With “The Loudest Voice in the Room,” Gabriel Sherman’s unauthorized biography of Roger Ailes set for release tomorrow, New York Times media reporter David Carr uses his Monday column to discuss his own coverage of Fox News and its founder over the years:
I’ve dealt with Mr. Ailes while covering the news media, and beyond his charms and smarts, he is animated by a belief that just about everyone would like to see him laid low. Even as he has vanquished his opponents, he clings to the role of aggrieved underdog, and Mr. Sherman’s critical book reinforces that worldview.
Jacob Weisberg, the chairman of the Slate Group was asked to write the New York Times Book Review on “The Loudest Voice in the Room.”

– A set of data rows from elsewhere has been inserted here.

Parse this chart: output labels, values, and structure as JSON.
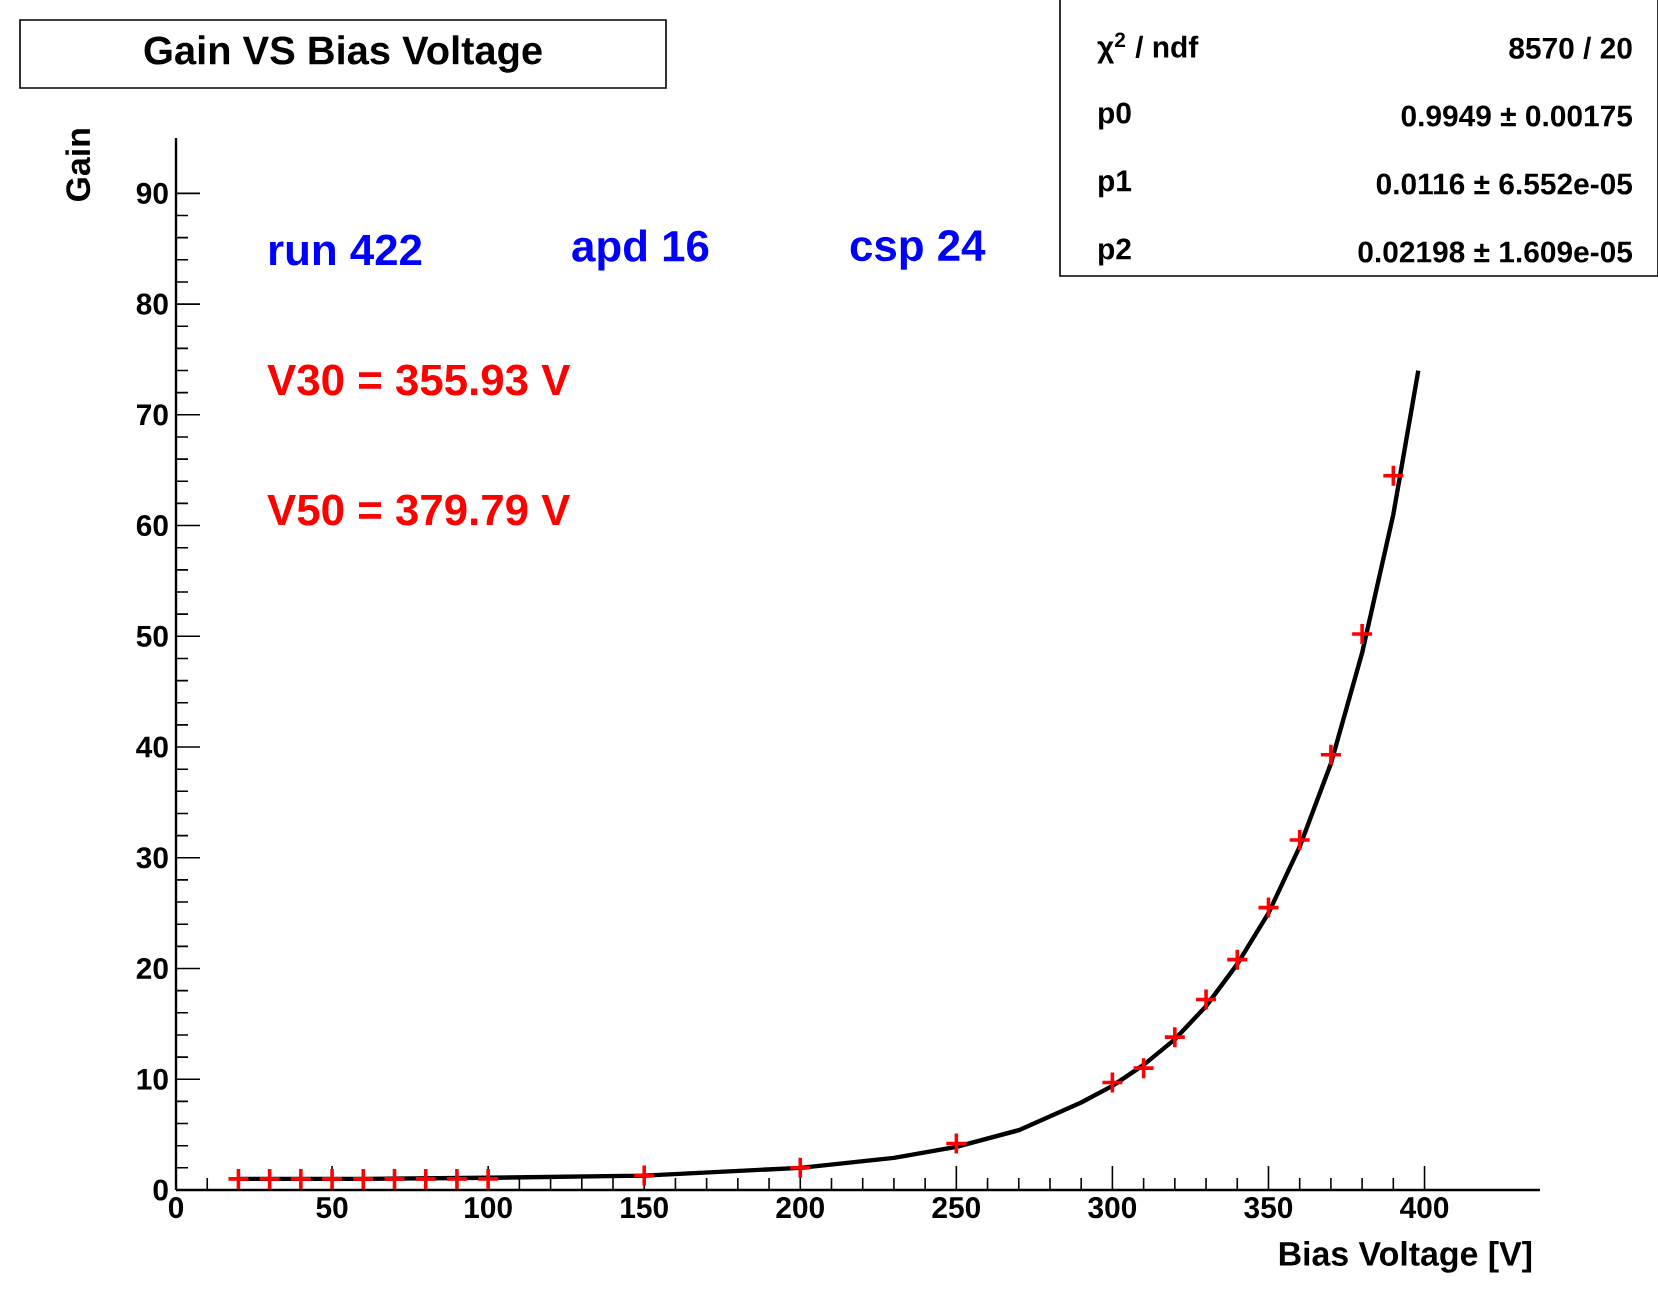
{
  "chart_data": {
    "type": "scatter",
    "title": "Gain VS Bias Voltage",
    "xlabel": "Bias Voltage [V]",
    "ylabel": "Gain",
    "xlim": [
      0,
      437
    ],
    "ylim": [
      0,
      95
    ],
    "xticks": [
      0,
      50,
      100,
      150,
      200,
      250,
      300,
      350,
      400
    ],
    "yticks": [
      0,
      10,
      20,
      30,
      40,
      50,
      60,
      70,
      80,
      90
    ],
    "grid": false,
    "marker": "cross",
    "series": [
      {
        "color": "#ff0000",
        "x": [
          20,
          30,
          40,
          50,
          60,
          70,
          80,
          90,
          100,
          150,
          200,
          250,
          300,
          310,
          320,
          330,
          340,
          350,
          360,
          370,
          380,
          390
        ],
        "values": [
          1,
          1,
          1,
          1,
          1,
          1,
          1,
          1,
          1,
          1.3,
          2,
          4.2,
          9.7,
          11,
          13.8,
          17.2,
          20.8,
          25.5,
          31.6,
          39.3,
          50.2,
          64.5
        ]
      },
      {
        "type": "line",
        "color": "#000000",
        "marker": "none",
        "x": [
          20,
          60,
          100,
          150,
          200,
          230,
          250,
          270,
          290,
          300,
          310,
          320,
          330,
          340,
          350,
          360,
          370,
          380,
          390,
          398
        ],
        "values": [
          1,
          1,
          1.1,
          1.3,
          2,
          2.9,
          3.9,
          5.4,
          7.9,
          9.4,
          11.3,
          13.6,
          16.6,
          20.4,
          25,
          31,
          38.5,
          48.5,
          61,
          74
        ]
      }
    ],
    "annotations": [
      "run 422",
      "apd 16",
      "csp 24",
      "V30 = 355.93 V",
      "V50 = 379.79 V",
      "χ$^{2}$ / ndf",
      "8570 / 20",
      "p0",
      "0.9949 ± 0.00175",
      "p1",
      "0.0116 ± 6.552e-05",
      "p2",
      "0.02198 ± 1.609e-05"
    ]
  }
}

What drives this need to create conflict? In his actually fair and balanced, carefully documented biography, Sherman struggles to come up with an answer. (He does so, it bears noting, without the cooperation of his subject, who set a new benchmark for biographical obstruction by working with the journalist Zev Chafets to rush a more sympathetic portrayal out first.) Ailes’s father, who was abandoned by a father with a degree from Harvard, spent his career working as a foreman in the maintenance department at Packard Electric, an automotive manufacturer. But Ailes himself grew up cared and provided for in an intact family
in the middle-class town of Warren, Ohio. A diagnosis of hemophilia made his parents think he was living on borrowed time. But he was encouraged not to let the disability stand in his way, and for the most part it didn’t. His father had a cruel streak, which led to a divorce from his less-than-affectionate mother, but not until after Roger and his older brother — who did speak to Sherman — had gone away to college.